Streptomyces rimosus

Scientific classification
- Domain: Bacteria
- Kingdom: Bacillati
- Phylum: Actinomycetota
- Class: Actinomycetia
- Order: Streptomycetales
- Family: Streptomycetaceae
- Genus: Streptomyces
- Species: S. rimosus
- Binomial name: Streptomyces rimosus Sobin et al. 1953 (Approved Lists 1980)
- Subspecies: S. rimosus paromomycinus S. rimosus rimosus

= Streptomyces rimosus =

- Authority: Sobin et al. 1953 (Approved Lists 1980)

Species of bacterium

Streptomyces rimosus is a bacterium species in the genus Streptomyces.

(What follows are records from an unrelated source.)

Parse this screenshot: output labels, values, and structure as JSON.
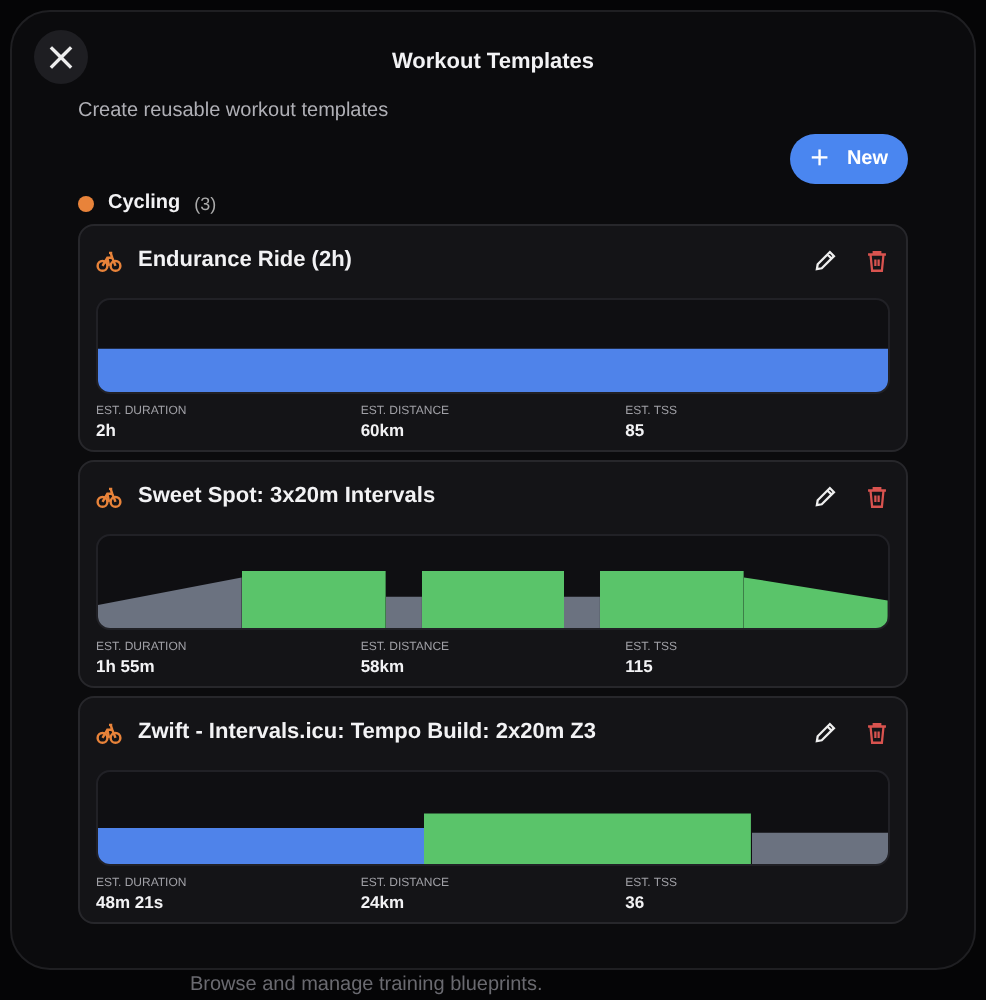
{
  "backdrop": {
    "description": "Browse and manage training blueprints."
  },
  "dialog": {
    "close": "×",
    "title": "Workout Templates",
    "subtitle": "Create reusable workout templates",
    "new_button": {
      "icon": "+",
      "label": "New"
    }
  },
  "category": {
    "name": "Cycling",
    "count": "(3)",
    "color": "#e8833a"
  },
  "templates": [
    {
      "name": "Endurance Ride (2h)",
      "segments": [
        {
          "kind": "endurance",
          "color": "#4f83ea"
        }
      ],
      "stats": [
        {
          "label": "EST. DURATION",
          "value": "2h"
        },
        {
          "label": "EST. DISTANCE",
          "value": "60km"
        },
        {
          "label": "EST. TSS",
          "value": "85"
        }
      ]
    },
    {
      "name": "Sweet Spot: 3x20m Intervals",
      "segments": [
        {
          "kind": "warmup",
          "color": "#6b7280"
        },
        {
          "kind": "interval",
          "color": "#5ac46a"
        },
        {
          "kind": "rest",
          "color": "#6b7280"
        },
        {
          "kind": "interval",
          "color": "#5ac46a"
        },
        {
          "kind": "rest",
          "color": "#6b7280"
        },
        {
          "kind": "interval",
          "color": "#5ac46a"
        },
        {
          "kind": "cooldown",
          "color": "#5ac46a"
        }
      ],
      "stats": [
        {
          "label": "EST. DURATION",
          "value": "1h 55m"
        },
        {
          "label": "EST. DISTANCE",
          "value": "58km"
        },
        {
          "label": "EST. TSS",
          "value": "115"
        }
      ]
    },
    {
      "name": "Zwift - Intervals.icu: Tempo Build: 2x20m Z3",
      "segments": [
        {
          "kind": "base",
          "color": "#4f83ea"
        },
        {
          "kind": "tempo",
          "color": "#5ac46a"
        },
        {
          "kind": "easy",
          "color": "#6b7280"
        }
      ],
      "stats": [
        {
          "label": "EST. DURATION",
          "value": "48m 21s"
        },
        {
          "label": "EST. DISTANCE",
          "value": "24km"
        },
        {
          "label": "EST. TSS",
          "value": "36"
        }
      ]
    }
  ]
}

It was isolated from a soil sample in 1950 by A. C. Finlay et al., who isolated terramycin (earth fungus), later called oxytetracycline, from it.

== Uses ==
The antibiotics oxytetracycline and tetracycline are produced in cultures of S. rimosus. Paromomycin has also been isolated from cultures of S. rimosus.

== Polyketide synthesis ==
Streptomyces rimosuss oxytetracycline polyketide synthase acyl carrier protein differs from most ACPs by having a C-terminus extension.